Fugas - Viagens

Em Valença as lanternas voltaram à fortaleza

Por Andreia Marques Pereira

Podia ser mais uma visita guiada à fortaleza de Valença, com a curiosidade de ser nocturna. Mas, na verdade, o que encontrámos longe das distracções diurnas foi uma aula de História com direito a momentos de viagem no tempo - e de música, que acompanhou esta ronda pela montra bélica de Portugal, em cinco andamentos.

Habituados a vê-la a fervilhar de gentes e vozes distintas, foi estranho entrar neste silêncio. Até porque é sexta-feira à noite (princípio de noite, passa pouco das 21h30) e esperamos alguma febre. Mas aqui, no largo virado para o Baluarte de Santa Ana e com a Loja do Turismo à vista, assam-se as últimas sardinhas do dia, para uma esplanada quase à míngua - ainda que com direito a música ao vivo, que só de perto parece beliscar o tal silêncio. E é nele que prosseguimos, por ruas estreitas e vazias.

Não estamos totalmente certos da direcção a seguir, porém o destino cruza-se connosco a iluminar o caminho, já à vista da ponte da Porta do Meio. Apressado, de lanterna antiga na mão, segue seguro um vulto pelo túnel da porta, qual imagem anacrónica na solidão da noite. Não soubéssemos nós ao que vamos, pensaríamos ter entrado numa máquina do tempo: o cenário proporciona-o, com as muralhas vetustas, parcamente iluminadas, sentinelas cansadas. Mas tão depressa entramos no vórtex temporal como de lá saímos. Há um carro branco, matrícula espanhola, que surge e pára a pedir indicações. 

Afinal há gente na fortaleza de Valença na noite de 22 de Julho, mas está "toda" atrás dos segredos do passado. Nós seguimos com o "homem da lanterna" que é Américo Vaz de Sousa, nascido "aqui perto" e "apaixonado por coisas antigas". A lanterna que leva na mão, sim, e também o que ela vai iluminar. As entranhas da cintura defensiva de Valença, que a autarquia decidiu dar a conhecer à noite, em visitas guiadas à luz de lanterna.
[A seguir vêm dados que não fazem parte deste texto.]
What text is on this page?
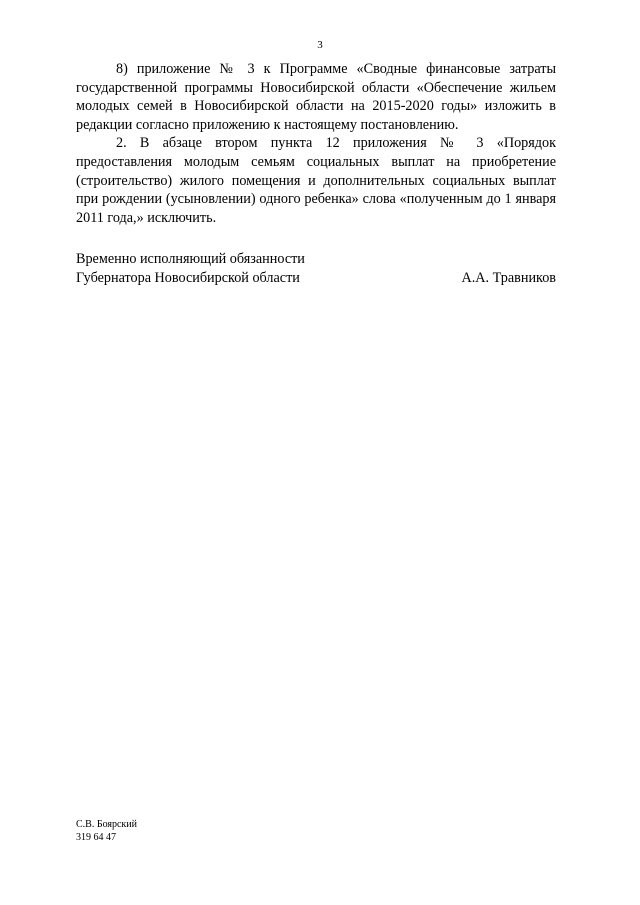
3

8) приложение № 3 к Программе «Сводные финансовые затраты государственной программы Новосибирской области «Обеспечение жильем молодых семей в Новосибирской области на 2015-2020 годы» изложить в редакции согласно приложению к настоящему постановлению.

2. В абзаце втором пункта 12 приложения № 3 «Порядок предоставления молодым семьям социальных выплат на приобретение (строительство) жилого помещения и дополнительных социальных выплат при рождении (усыновлении) одного ребенка» слова «полученным до 1 января 2011 года,» исключить.

Временно исполняющий обязанности
Губернатора Новосибирской области	А.А. Травников
С.В. Боярский
319 64 47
Afinal, os cinco quilómetros de fortaleza, "uma das mais bem conservadas da Europa", constituem "a jóia da coroa" de Valença, dirá daqui a pouco o presidente da câmara, Jorge Salgueiro Mendes - "é essencial para o futuro" (como o foi para o passado, quando conquistar Valença significava entrar em Portugal). Esta é a segunda visita - vai concentrar-se na Coroada, a parte mais recente da fortaleza, edificação seiscentista, que vamos descobrir em duas voltas, uma pelo fosso e outra intermédia, revelará Isilda Salvador, responsável pelo Núcleo Museológico e a nossa guia esta noite - e está prestes a começar.

"Ondiñas veñen, ondiñas veñen e van..."

Primeiro é um burburinho, depois é um pequeno mar de gente. Muitas dezenas de pessoas, avaliamos, mas o número certo é impossível de aferir porque estas são visitas gratuitas: basta aparecer no Núcleo Museológico às 21h45, de preferência equipado de lanterna. Quem respondeu ao repto fê-lo a rigor e são mais os que seguram lanternas do que os que estão de mãos vazias. À primeira vista, vemo-las todas como as de Américo, também elas saídas de outro tempo, e a explicação descobrimo-la quando espreitamos o interior do Núcleo Museológico. Há uma vasta mesa com lanternas de vários tamanhos e feitios para emprestar, cortesia de António Teixeira, o "Cómico", antiquário que também cedeu as peças da exposição que está em nosso redor,Valença e a Metrologia ("São pesos monetários, com que se pesavam as moedas de ouro, portugueses e espanhóis", explica, entusiasmado). As lanternas estão, portanto, na moda esta noite, as antigas, os "boieiros", a petróleo, as modernas de luz branca. Destaques: a lanterna de igreja, do século XIX, no topo de um varão setecentista, e a lanterna de coche francesa, agora nas mãos de uma mulher.